I wrote this way back in 2011 before Anas came out with his revelations on the judiciary. Fact is, the justice system in Ghana is simply horribly dysfunctional and MUST BE RADICALLY REFORMED, starting with legal education along the lines Prof. Kwaku Asare (Azar) has been fighting for. There are just too few lawyers in Ghana due to the guild-like restrictive stranglehold of the General Legal Council (GLC). Law education is being handled like a Medieval guild system by Master craftsmen, with only a few chosen to enter each year, despite the excruciating pains and chaos the inability to resolve cases quickly is causing the citizenry. From the political scientist and organisation theorist perspectives, it is the duty of the politicians to initiate the processes to reform and restructure the judiciary, as politics trumps the law. Politics rules and determines what must be despite the façade of the rule of law. The primacy of politics over law is not only asserted but the reality. I will therefore like to make some suggestions for the brave new world I envisage.

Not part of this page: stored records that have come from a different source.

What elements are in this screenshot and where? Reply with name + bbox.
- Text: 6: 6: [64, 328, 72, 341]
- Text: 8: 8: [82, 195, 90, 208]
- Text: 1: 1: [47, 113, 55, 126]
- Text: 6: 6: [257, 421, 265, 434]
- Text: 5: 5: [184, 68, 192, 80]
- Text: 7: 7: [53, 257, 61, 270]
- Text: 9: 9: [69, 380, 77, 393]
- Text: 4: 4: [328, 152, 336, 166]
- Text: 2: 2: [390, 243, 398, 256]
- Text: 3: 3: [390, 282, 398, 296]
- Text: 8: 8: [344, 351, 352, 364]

Every local authority must have a magistrate court with a high court too for each district and each region must have a court of appeal. The backlog of cases in the courts are simply insane!

Legislation must be made specifying rules for handling cases promptly. This must deal with the uncivilised and Medieval practice of keeping suspects on remand for years on end without trial.

This is just a brief overview of the situation and possible solutions. I have not touched on new penal codes with severe sanctions for treating cases of corruption. This is just written to give support to the MP and start a debate.